È patetica l`insistenza sui crediti di imposta o sulla rimozione dei vincoli al licenziamento (art. 18 dello statuto dei lavoratori) “per dare lavoro ai giovani”. La verità è che la linea macroeconomica voluta dai governi di centrodestra ed ostinatamente perseguita nell`Unione Europea rende la moneta unica insostenibile sul piano economico, politico e democratico. La verità è che l`ideologia neo-liberista e il corporativismo miope degli interessi forti da essa schermati portano al collasso la straordinaria avventura unitaria avviata dopo la Seconda Guerra mondiale; ad ulteriore regressione la nostra distintiva civiltà del lavoro; alla fine le democrazie delle classi medie; alla marginalità i singoli Stati nazionali del vecchio continente sullo scacchiere geo-economico e geo-politico del “secolo cinese”. È questo l`unico futuro possibile? No, la storia non è data.
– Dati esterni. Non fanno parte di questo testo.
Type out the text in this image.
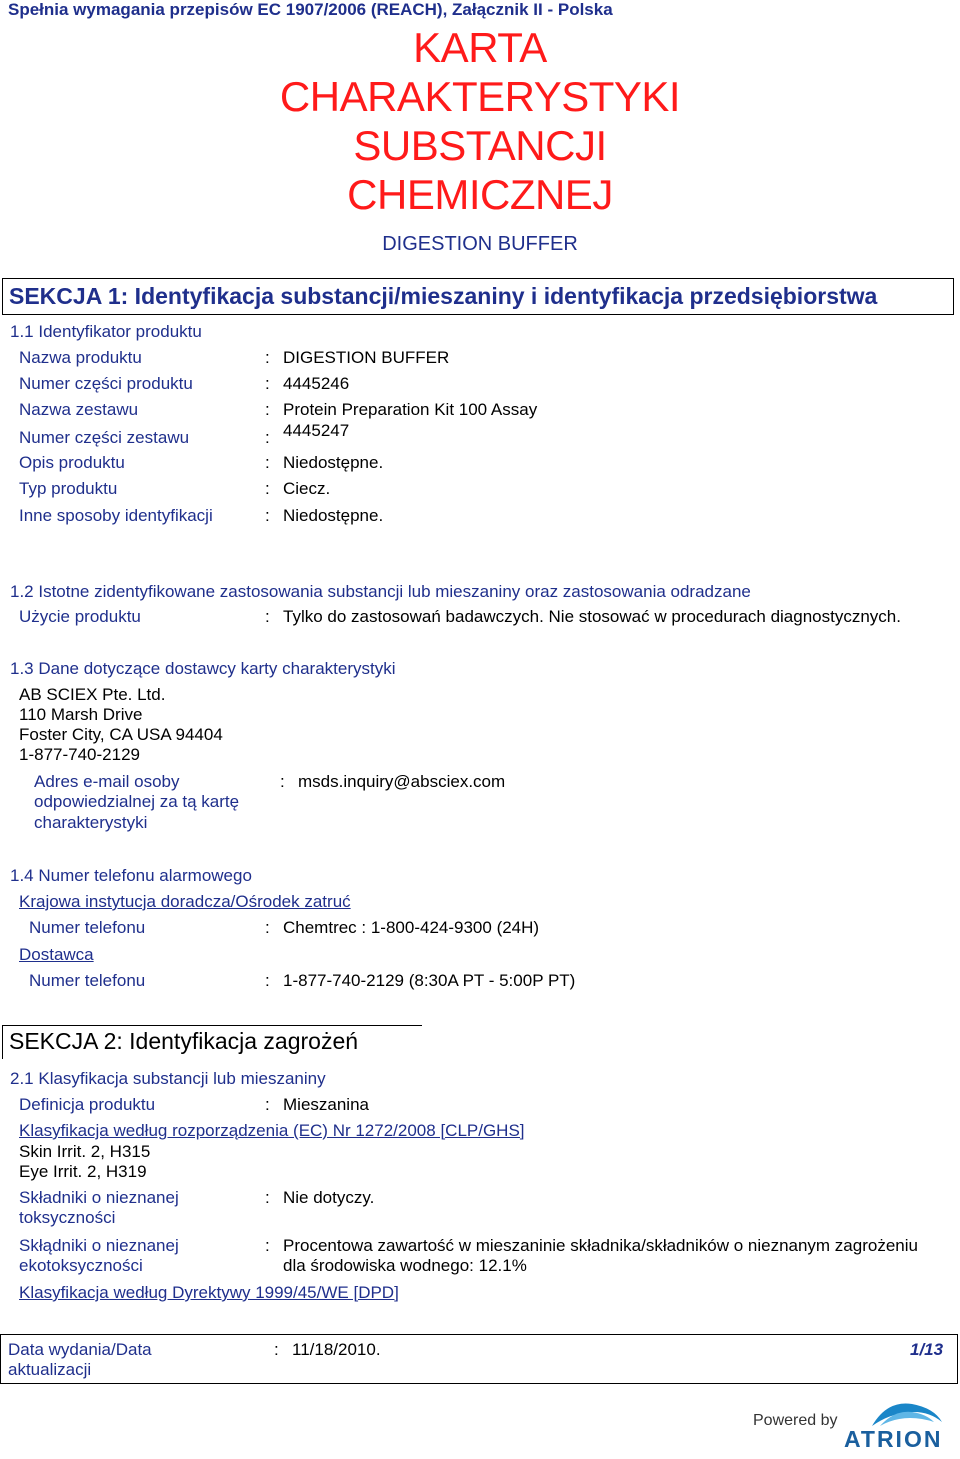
Spełnia wymagania przepisów EC 1907/2006 (REACH), Załącznik II - Polska
KARTA
CHARAKTERYSTYKI
SUBSTANCJI
CHEMICZNEJ
DIGESTION BUFFER
SEKCJA 1: Identyfikacja substancji/mieszaniny i identyfikacja przedsiębiorstwa
1.1 Identyfikator produktu
Nazwa produktu	: DIGESTION BUFFER
Numer części produktu	: 4445246
Nazwa zestawu	: Protein Preparation Kit 100 Assay
Numer części zestawu	: 4445247
Opis produktu	: Niedostępne.
Typ produktu	: Ciecz.
Inne sposoby identyfikacji	: Niedostępne.
1.2 Istotne zidentyfikowane zastosowania substancji lub mieszaniny oraz zastosowania odradzane
Użycie produktu	: Tylko do zastosowań badawczych. Nie stosować w procedurach diagnostycznych.
1.3 Dane dotyczące dostawcy karty charakterystyki
AB SCIEX Pte. Ltd.
110 Marsh Drive
Foster City, CA USA 94404
1-877-740-2129
Adres e-mail osoby
odpowiedzialnej za tą kartę
charakterystyki
: msds.inquiry@absciex.com
1.4 Numer telefonu alarmowego
Krajowa instytucja doradcza/Ośrodek zatruć
Numer telefonu	: Chemtrec : 1-800-424-9300 (24H)
Dostawca
Numer telefonu	: 1-877-740-2129 (8:30A PT - 5:00P PT)
SEKCJA 2: Identyfikacja zagrożeń
2.1 Klasyfikacja substancji lub mieszaniny
Definicja produktu	: Mieszanina
Klasyfikacja według rozporządzenia (EC) Nr 1272/2008 [CLP/GHS]
Skin Irrit. 2, H315
Eye Irrit. 2, H319
Składniki o nieznanej
toksyczności
: Nie dotyczy.
Skłądniki o nieznanej
ekotoksyczności
: Procentowa zawartość w mieszaninie składnika/składników o nieznanym zagrożeniu
dla środowiska wodnego: 12.1%
Klasyfikacja według Dyrektywy 1999/45/WE [DPD]
Data wydania/Data
aktualizacji
: 11/18/2010.	1/13
Powered by
ATRION
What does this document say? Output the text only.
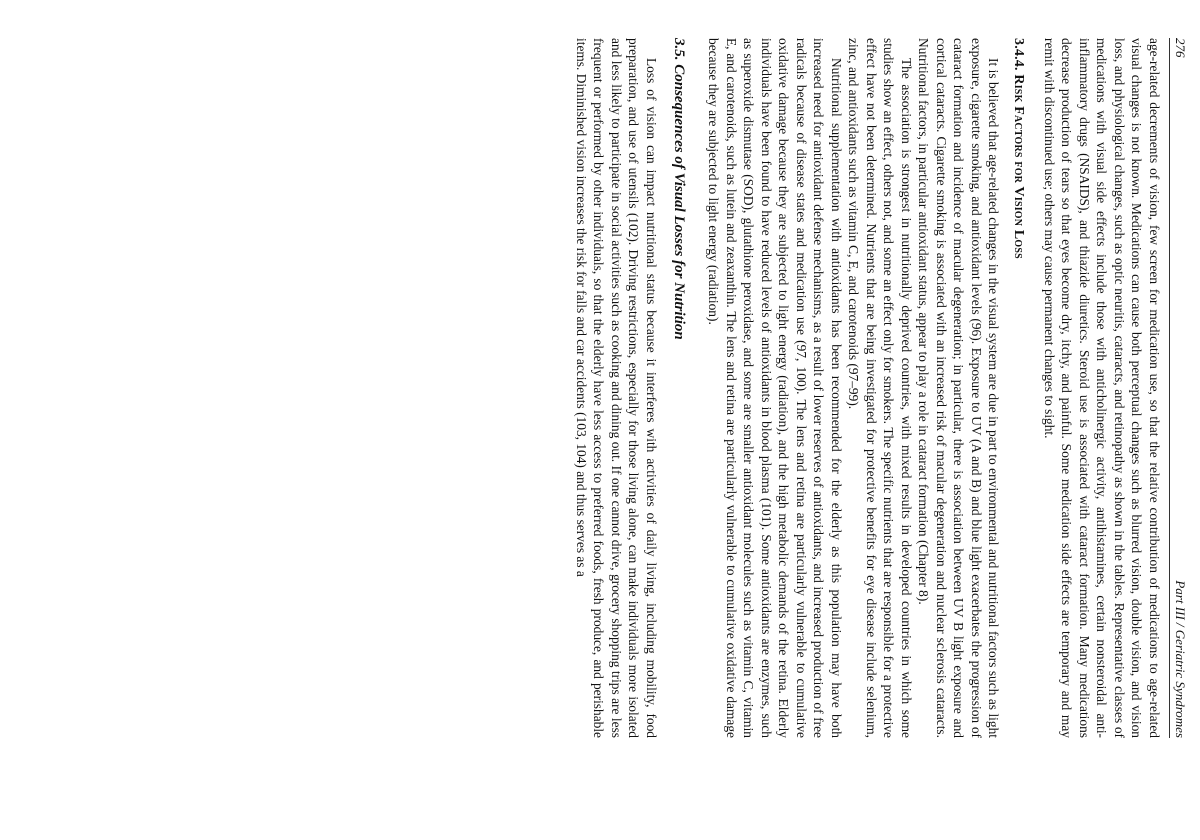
276
Part III / Geriatric Syndromes

age-related decrements of vision, few screen for medication use, so that the relative contribution of medications to age-related visual changes is not known. Medications can cause both perceptual changes such as blurred vision, double vision, and vision loss, and physiological changes, such as optic neuritis, cataracts, and retinopathy as shown in the tables. Representative classes of medications with visual side effects include those with anticholinergic activity, antihistamines, certain nonsteroidal anti-inflammatory drugs (NSAIDS), and thiazide diuretics. Steroid use is associated with cataract formation. Many medications decrease production of tears so that eyes become dry, itchy, and painful. Some medication side effects are temporary and may remit with discontinued use; others may cause permanent changes to sight.

3.4.4. Risk Factors for Vision Loss

It is believed that age-related changes in the visual system are due in part to environmental and nutritional factors such as light exposure, cigarette smoking, and antioxidant levels (96). Exposure to UV (A and B) and blue light exacerbates the progression of cataract formation and incidence of macular degeneration; in particular, there is association between UV B light exposure and cortical cataracts. Cigarette smoking is associated with an increased risk of macular degeneration and nuclear sclerosis cataracts. Nutritional factors, in particular antioxidant status, appear to play a role in cataract formation (Chapter 8).

The association is strongest in nutritionally deprived countries, with mixed results in developed countries in which some studies show an effect, others not, and some an effect only for smokers. The specific nutrients that are responsible for a protective effect have not been determined. Nutrients that are being investigated for protective benefits for eye disease include selenium, zinc, and antioxidants such as vitamin C, E, and carotenoids (97–99).

Nutritional supplementation with antioxidants has been recommended for the elderly as this population may have both increased need for antioxidant defense mechanisms, as a result of lower reserves of antioxidants, and increased production of free radicals because of disease states and medication use (97, 100). The lens and retina are particularly vulnerable to cumulative oxidative damage because they are subjected to light energy (radiation), and the high metabolic demands of the retina. Elderly individuals have been found to have reduced levels of antioxidants in blood plasma (101). Some antioxidants are enzymes, such as superoxide dismutase (SOD), glutathione peroxidase, and some are smaller antioxidant molecules such as vitamin C, vitamin E, and carotenoids, such as lutein and zeaxanthin. The lens and retina are particularly vulnerable to cumulative oxidative damage because they are subjected to light energy (radiation).

3.5. Consequences of Visual Losses for Nutrition

Loss of vision can impact nutritional status because it interferes with activities of daily living, including mobility, food preparation, and use of utensils (102). Driving restrictions, especially for those living alone, can make individuals more isolated and less likely to participate in social activities such as cooking and dining out. If one cannot drive, grocery shopping trips are less frequent or performed by other individuals, so that the elderly have less access to preferred foods, fresh produce, and perishable items. Diminished vision increases the risk for falls and car accidents (103, 104) and thus serves as a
Il futuro dipende da noi. Che fare, allora? I progressisti europei propongono un`inversione di rotta di 180 gradi: trasferimento della sovranità economica ancora formalmente ed inutilmente custodita all`interno dei confini nazionali ad una istituzione di governance legittimata democraticamente dell`euro-area; sostegno politico alla Bce per acquisti illimitati sul mercato secondario dei titoli di Stato in sofferenza; ristrutturazione del debito greco; ricapitalizzazione delle banche colpite dalla svalutazione dei titoli; trasformazione del Fondo Salva-Stati in una Agenzia Europea per la gestione dei debiti sovrani; allentamento delle politiche di bilancio e sostegno alla domanda aggregata attraverso investimenti pubblici trans-europei alimentati da eurobonds e dalla tassa sulle transazioni finanziarie speculative. «Stiamo attenti, dare fiducia non vuol dire alimentare illusioni» ammoniva il Presidente Napolitano.
È così. Senza inversione di rotta, i figli, oltre ad un futuro di debito pubblico, avranno, insieme ai padri, un eterno presente di disoccupazione, sottooccupazione, precarietà, chiusura nazionalista e impoverimento populista della democrazia.